All shared bikes should have:
- Tracking devices
- Solid rubber tyres
- Dynamos and/or front and back lights
- Adjustable seatposts
- Contact number clearly displayed
- Weight limit clearly displayed
- ISO4210 standard of manufacture
- Be maintained using sustainable principles of repair and reuse
- Regular servicing/spot checking to ensure bikes are safe for use
All bike sharing schemes should:
- Share anonymous data with local authorities under NDA for use in transport planning and partner with other shared and public transport services to provide a joined-up service offering for transport in a city (Mobility as a service – Maas)
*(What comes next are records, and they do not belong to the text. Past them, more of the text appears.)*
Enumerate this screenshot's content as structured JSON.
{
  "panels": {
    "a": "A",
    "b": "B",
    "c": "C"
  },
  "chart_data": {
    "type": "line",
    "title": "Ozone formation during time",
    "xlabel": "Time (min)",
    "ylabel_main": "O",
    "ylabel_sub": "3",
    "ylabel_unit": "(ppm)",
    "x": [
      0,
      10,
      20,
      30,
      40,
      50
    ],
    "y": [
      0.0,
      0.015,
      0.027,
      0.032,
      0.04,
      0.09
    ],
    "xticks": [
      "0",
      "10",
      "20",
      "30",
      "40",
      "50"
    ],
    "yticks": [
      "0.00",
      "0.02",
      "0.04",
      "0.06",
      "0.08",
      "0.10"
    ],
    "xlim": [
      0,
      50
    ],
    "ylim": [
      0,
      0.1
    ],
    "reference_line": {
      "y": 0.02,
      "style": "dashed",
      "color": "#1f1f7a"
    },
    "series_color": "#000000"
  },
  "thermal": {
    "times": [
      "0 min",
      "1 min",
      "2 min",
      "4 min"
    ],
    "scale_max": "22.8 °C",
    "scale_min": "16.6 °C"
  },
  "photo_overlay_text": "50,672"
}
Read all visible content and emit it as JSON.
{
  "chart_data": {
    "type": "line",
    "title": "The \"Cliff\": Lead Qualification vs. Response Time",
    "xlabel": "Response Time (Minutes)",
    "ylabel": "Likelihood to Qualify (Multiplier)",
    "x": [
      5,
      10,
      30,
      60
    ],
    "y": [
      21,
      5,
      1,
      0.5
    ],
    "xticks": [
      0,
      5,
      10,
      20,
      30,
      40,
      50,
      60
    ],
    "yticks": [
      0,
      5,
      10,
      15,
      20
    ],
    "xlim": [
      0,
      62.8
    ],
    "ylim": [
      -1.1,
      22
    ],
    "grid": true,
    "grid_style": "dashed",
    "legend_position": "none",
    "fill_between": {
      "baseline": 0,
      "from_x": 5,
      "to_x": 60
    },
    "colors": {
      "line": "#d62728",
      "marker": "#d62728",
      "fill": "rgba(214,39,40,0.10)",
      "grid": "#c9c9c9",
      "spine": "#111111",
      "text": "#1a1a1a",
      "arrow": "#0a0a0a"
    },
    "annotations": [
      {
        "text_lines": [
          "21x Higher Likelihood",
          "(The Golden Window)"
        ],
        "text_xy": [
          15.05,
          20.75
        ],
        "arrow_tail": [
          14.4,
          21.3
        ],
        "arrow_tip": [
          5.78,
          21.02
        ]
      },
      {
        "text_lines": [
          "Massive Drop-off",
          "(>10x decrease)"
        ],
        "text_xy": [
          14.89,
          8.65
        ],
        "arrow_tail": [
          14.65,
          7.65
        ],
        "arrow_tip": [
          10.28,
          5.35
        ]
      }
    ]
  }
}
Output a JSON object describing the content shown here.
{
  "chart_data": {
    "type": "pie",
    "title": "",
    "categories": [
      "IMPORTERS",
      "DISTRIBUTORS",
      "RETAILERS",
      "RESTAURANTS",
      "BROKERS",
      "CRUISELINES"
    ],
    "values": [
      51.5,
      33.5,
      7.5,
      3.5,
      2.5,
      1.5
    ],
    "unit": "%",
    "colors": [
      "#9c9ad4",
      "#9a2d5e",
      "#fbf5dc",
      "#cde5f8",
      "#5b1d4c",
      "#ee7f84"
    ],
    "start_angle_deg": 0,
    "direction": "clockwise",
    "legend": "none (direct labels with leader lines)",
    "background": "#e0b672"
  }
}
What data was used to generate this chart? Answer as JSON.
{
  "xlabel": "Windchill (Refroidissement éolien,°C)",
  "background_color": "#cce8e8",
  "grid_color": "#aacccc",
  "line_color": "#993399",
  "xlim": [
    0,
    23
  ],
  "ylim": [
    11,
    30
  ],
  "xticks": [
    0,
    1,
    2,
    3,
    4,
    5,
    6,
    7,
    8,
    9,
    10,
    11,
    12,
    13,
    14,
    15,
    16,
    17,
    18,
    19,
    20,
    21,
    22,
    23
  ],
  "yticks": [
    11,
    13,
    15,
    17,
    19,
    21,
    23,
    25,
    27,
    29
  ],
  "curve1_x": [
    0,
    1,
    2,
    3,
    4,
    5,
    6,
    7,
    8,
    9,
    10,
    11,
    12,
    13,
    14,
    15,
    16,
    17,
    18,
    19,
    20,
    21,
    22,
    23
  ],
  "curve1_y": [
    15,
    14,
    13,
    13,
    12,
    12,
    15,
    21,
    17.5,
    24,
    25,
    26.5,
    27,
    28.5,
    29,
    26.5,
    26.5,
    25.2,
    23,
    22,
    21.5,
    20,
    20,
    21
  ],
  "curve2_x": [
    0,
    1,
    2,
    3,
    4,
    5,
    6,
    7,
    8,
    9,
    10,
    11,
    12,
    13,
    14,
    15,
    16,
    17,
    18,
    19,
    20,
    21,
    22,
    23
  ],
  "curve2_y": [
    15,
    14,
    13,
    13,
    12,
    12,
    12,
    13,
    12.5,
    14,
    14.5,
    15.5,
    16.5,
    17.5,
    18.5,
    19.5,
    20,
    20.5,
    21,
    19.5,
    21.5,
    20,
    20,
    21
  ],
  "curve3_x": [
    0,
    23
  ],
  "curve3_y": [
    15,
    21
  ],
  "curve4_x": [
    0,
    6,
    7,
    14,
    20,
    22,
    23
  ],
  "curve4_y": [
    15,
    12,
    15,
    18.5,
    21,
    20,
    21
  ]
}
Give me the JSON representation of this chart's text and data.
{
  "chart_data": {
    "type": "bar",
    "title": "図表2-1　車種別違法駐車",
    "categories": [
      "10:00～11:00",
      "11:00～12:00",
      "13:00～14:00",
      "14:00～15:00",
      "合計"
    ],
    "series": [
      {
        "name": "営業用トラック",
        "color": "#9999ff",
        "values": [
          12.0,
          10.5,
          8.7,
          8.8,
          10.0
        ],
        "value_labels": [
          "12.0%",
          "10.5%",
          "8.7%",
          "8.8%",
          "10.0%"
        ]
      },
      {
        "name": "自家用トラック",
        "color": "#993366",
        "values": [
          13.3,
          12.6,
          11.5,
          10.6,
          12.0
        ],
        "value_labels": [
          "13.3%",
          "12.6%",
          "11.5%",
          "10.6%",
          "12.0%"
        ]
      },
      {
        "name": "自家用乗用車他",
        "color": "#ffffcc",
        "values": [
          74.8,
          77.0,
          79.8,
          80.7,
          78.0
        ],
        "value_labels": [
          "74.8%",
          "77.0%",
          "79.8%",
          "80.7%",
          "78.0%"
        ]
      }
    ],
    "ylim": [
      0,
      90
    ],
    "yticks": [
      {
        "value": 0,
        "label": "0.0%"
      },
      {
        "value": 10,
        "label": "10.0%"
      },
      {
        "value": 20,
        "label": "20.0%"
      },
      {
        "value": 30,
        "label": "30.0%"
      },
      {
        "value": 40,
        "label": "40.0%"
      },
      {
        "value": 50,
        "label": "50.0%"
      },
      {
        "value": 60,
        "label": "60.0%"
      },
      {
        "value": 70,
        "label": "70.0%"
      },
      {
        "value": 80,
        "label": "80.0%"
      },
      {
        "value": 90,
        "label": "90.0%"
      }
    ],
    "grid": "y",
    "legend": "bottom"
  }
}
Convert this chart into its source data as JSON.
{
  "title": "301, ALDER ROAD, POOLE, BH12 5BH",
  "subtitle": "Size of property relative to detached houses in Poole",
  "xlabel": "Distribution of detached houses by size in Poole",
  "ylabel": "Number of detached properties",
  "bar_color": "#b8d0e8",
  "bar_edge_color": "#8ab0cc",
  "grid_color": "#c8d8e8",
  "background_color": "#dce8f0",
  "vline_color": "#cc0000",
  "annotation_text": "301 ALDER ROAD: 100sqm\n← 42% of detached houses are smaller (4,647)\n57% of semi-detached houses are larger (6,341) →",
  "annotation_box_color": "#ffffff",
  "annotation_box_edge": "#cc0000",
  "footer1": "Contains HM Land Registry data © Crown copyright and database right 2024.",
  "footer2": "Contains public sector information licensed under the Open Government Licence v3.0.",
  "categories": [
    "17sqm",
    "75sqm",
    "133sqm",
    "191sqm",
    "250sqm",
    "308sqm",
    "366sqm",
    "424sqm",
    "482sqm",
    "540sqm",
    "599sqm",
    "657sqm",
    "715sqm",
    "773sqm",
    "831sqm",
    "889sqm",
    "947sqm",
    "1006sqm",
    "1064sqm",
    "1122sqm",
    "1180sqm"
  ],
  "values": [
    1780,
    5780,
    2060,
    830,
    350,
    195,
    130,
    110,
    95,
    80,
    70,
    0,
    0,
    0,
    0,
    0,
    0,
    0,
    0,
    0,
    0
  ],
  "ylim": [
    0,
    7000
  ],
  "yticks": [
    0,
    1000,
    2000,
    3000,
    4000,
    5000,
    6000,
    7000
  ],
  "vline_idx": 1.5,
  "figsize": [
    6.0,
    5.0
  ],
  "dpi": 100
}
- Work in partnership with local authorities, communities and businesses including independent cycling shops and community groups
- Offer to fund independent research by the relevant local authority into cycling, sharing information gathered and the nature and geographic use of bikes
- Offer to meet regularly with councillors/officers to keep them updated with local operations
- Service entire spectrum of urban communities, not just affluent central areas
All bike sharing schemes should:
- Be an accredited Living Wage Employer
- Employ all staff directly, rather than use sub-contractors
- Aim to make all business journeys including its redistribution journeys emission-free by using pedal power and where needed, electric vehicles
- Educate communities about health and environmental benefits of cycling including emissions and calories saved
- As part of its commitment to getting more people cycling, provide bike training and instruction opportunities through sponsoring local program events
The dockless bike share sector is potentially transformative – read this long-form article on BikeBiz – but it’s not new. It has been around since 2001 when German train company Deutsche Bahn launched its Call-a-Bike scheme. The largest dockless bike share operater in Europe is Nextbike of Germany.